La visite de Macky Sall au Sénégal : un sujet de discorde national

La présence de l’ancien président sénégalais Macky Sall sur le sol national a déclenché une vague de réactions contrastées au sein de la société sénégalaise. Entre indignation des familles de victimes et mobilisation des défenseurs des droits humains, cette visite cristallise les tensions mémorielles liées aux événements politiques récents.

Une manifestation à Dakar en 2024

Des familles de victimes outrées par la venue de l’ancien chef de l’État

Les proches des personnes disparues ou emprisonnées lors des mouvements politiques des années 2021 et 2024 expriment une profonde amertume face à cette visite. Salimaa Thiam, dont le fils Ousmane Dia a trouvé la mort dans ces circonstances, partage son désarroi :

Cette annonce ravive une douleur insupportable. Comment accepter que celui qui a ordonné ces répressions revienne dans notre pays alors que le deuil n’est pas encore terminé pour des milliers de familles ?

Les propos de Salimaa Thiam reflètent l’opinion de nombreux citoyens : « Macky Sall ne devrait pas fouler ce sol. Il porte la responsabilité de nos souffrances. S’il était un citoyen ordinaire, son retour ne poserait pas problème. Mais en tant qu’ancien dirigeant, sa venue envoie un message inacceptable. »

La société civile exige justice avant réconciliation

Mabinta Bibi Djiba, emprisonnée à deux reprises sous l’ère Macky Sall, souligne l’incohérence des discours actuels. Pour elle, la priorité doit être donnée à la lutte contre l’impunité plutôt qu’aux appels à la réconciliation. « La justice doit d’abord établir les responsabilités avant de parler de pardon », martèle-t-elle.

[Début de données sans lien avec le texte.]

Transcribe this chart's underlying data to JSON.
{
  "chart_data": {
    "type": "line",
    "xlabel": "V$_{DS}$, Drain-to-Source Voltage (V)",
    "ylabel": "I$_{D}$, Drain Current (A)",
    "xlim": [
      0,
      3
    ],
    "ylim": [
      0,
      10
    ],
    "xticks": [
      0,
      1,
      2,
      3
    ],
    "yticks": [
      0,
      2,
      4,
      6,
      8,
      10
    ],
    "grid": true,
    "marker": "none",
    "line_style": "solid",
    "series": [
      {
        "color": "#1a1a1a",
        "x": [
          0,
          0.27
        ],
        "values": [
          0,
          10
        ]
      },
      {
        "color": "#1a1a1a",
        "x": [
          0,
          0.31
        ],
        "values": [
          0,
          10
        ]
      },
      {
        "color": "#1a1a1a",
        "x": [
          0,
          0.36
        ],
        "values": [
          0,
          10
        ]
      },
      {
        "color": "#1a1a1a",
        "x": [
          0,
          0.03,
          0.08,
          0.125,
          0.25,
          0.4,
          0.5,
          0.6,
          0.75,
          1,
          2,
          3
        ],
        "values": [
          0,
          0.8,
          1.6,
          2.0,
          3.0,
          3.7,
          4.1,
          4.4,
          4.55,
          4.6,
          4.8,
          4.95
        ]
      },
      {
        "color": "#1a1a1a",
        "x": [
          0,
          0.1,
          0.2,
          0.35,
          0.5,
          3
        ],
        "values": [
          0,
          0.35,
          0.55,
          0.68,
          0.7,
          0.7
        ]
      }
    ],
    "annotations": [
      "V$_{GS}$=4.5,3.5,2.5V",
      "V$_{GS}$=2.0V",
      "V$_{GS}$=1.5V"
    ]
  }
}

Son analyse rejoint celle de nombreux observateurs qui considèrent que le président Bassirou Diomaye Faye, lui-même ancien victime de répression, se trouve dans une position délicate. La société civile attend de lui des actes concrets plutôt que des déclarations.

Une trahison politique dénoncée par les acteurs du changement

Guy Marius Sagna, député du parti Pastef, va plus loin en qualifiant cette décision de trahison à l’égard des victimes et des promesses de campagne. Selon lui, la réception de Macky Sall par les plus hautes autorités sénégalaises constitue une légitimation indirecte de ses actes passés :

Le président Faye a juré de ne jamais décevoir son peuple. Comment ne pas voir là une déception monumentale ? Accueillir celui que l’on qualifie de parrain de la torture et des détentions arbitraires est une insulte à la mémoire de centaines de Sénégalais.

Le député dénonce également la concomitance entre cette visite et la candidature de Macky Sall au poste de secrétaire général des Nations Unies, perçue comme une manœuvre pour détourner l’attention des dossiers sensibles.

Un jeune homme tient une pancarte pro-Macky Sall devant le siège de l'ONU

Un contexte politique hautement inflammable

Le professeur Adama Sadio, politologue à l’université Cheikh Anta Diop de Dakar, analyse cette polémique sous l’angle des divisions partisanes :

Ce débat dépasse la simple question mémorielle. Les victimes sont systématiquement associées à un camp politique précis. Certains n’hésitent pas à instrumentaliser leur souffrance pour fragiliser le pouvoir en place.

Ce spécialiste rappelle que la réconciliation nationale suppose un travail préalable d’apaisement des tensions, loin des calculs électoraux ou des stratégies de communication.

Le collectif des victimes de Macky Sall a d’ores et déjà réagi en qualifiant cette visite, avalisée par le Palais de la République, d’insulte envers toutes les personnes ayant souffert de la répression entre 2021 et 2024.

Quel avenir pour la justice transitionnelle au Sénégal ?

Cette polémique révèle les défis majeurs auxquels doit faire face le gouvernement actuel. Entre exigences de vérité et nécessités politiques, le président Faye se trouve face à un dilemme cornélien. La crédibilité de son engagement pour la justice dépendra de sa capacité à concilier mémoire des victimes et stabilité institutionnelle.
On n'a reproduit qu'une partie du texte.